1. Kelvinhall to Buchanan Street
The Glasgow subway system is an underground railway which is small enough to be disconcerting. The water running on the tracks at Kelvinhall was disorientating, and the bright orange decoration reminded me of the subway in Brussels, New York and Milan. But not London. Yet having spent some time away from the metropolis, to visit another city was reassuring. On the subway I was reading Paul Theroux’s 1975 book The Great Railway Bazaar in which he travels from London across Asia to Japan and back again.
My journey on the subway was 12 minutes long and I almost stayed on longer just to carry on reading. I should perhaps have been studying my fellow passengers in the four carriage trains which circular around the inner ring and outer ring of the Glasgow system. It was enough just to remain in the system, looking up at the same adverts for Glasgow in bright pink. This tropical shade reminded me of the jacket worn by Douglas Dalrymple, a 19th century explorer and businessman. While the painting of him (hanging in the Kelvingrove Museum) may have been over-restored, his pink jacket was unlikely to be something he had ever worn.
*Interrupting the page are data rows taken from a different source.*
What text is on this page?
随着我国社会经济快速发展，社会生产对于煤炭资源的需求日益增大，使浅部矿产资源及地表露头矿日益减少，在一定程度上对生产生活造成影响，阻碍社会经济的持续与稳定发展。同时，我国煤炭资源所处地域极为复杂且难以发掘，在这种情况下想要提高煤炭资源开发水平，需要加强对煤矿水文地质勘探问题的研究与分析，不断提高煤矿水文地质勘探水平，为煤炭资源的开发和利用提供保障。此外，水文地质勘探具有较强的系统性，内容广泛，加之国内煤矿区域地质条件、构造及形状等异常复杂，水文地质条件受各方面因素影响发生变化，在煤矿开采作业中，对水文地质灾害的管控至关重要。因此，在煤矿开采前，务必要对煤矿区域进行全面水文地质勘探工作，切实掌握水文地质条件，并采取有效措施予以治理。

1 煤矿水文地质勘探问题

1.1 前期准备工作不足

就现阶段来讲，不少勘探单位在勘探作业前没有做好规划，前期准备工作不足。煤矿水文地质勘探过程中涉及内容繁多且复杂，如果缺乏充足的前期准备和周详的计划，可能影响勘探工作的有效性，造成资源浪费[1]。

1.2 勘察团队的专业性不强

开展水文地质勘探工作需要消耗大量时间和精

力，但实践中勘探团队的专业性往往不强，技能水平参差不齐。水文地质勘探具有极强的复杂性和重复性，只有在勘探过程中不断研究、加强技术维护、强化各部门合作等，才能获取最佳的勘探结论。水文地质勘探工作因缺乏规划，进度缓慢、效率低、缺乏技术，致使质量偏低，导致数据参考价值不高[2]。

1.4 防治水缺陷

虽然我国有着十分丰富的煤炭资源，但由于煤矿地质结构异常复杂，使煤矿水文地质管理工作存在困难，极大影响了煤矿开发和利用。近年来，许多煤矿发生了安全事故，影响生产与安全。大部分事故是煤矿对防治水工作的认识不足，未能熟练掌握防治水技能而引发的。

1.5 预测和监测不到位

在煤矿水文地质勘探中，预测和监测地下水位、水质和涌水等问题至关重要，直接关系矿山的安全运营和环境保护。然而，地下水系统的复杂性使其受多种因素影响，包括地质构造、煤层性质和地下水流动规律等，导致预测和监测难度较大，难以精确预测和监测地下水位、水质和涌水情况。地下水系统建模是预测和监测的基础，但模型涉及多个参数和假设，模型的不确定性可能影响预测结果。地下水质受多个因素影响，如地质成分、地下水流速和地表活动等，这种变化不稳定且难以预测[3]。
Theroux was now in Russia, and seemed rather bored travelling through Siberia in December. His solution, itself somewhat destructive, was to bribe the manager of the dining car to provide him with a constant supply of wine and vodka. I didn’t see anyone drinking on the subway. There is something of a British problem in that we are far too keen to stereotype places where we have never been, and Glasgow itself is obviously prone to this. Going to a different city is always problematic when you live in London, itself both a cultural treasure house as well as a bit of a black hole. Being in Glasgow made me consider that London perhaps takes itself a little too seriously, if cities can be given such vague emotions. One example of this is that in the Glasgow Gallery of Modern Art, one can buy average tourist-style postcards of the city. Whereas in Tate Modern in London, there is some kind of barrier in which such items are inappropriate and are consigned as tourist tat.
2. St Enoch to Cowcaddens
After leaving the Gallery of Modern Art, I was a little disappointed. I often suffer from the condition known as gallery (or museum) fatigue, which is the result of over-expectation at what one might see and the subsequent lack of interest in this. This was very much the case in the Gallery of Modern Art and the main problem was that the things on show just looked like modern art or more accurately, contemporary art. The sculptures, paintings and installations were all trying so desperately to be interesting that they failed.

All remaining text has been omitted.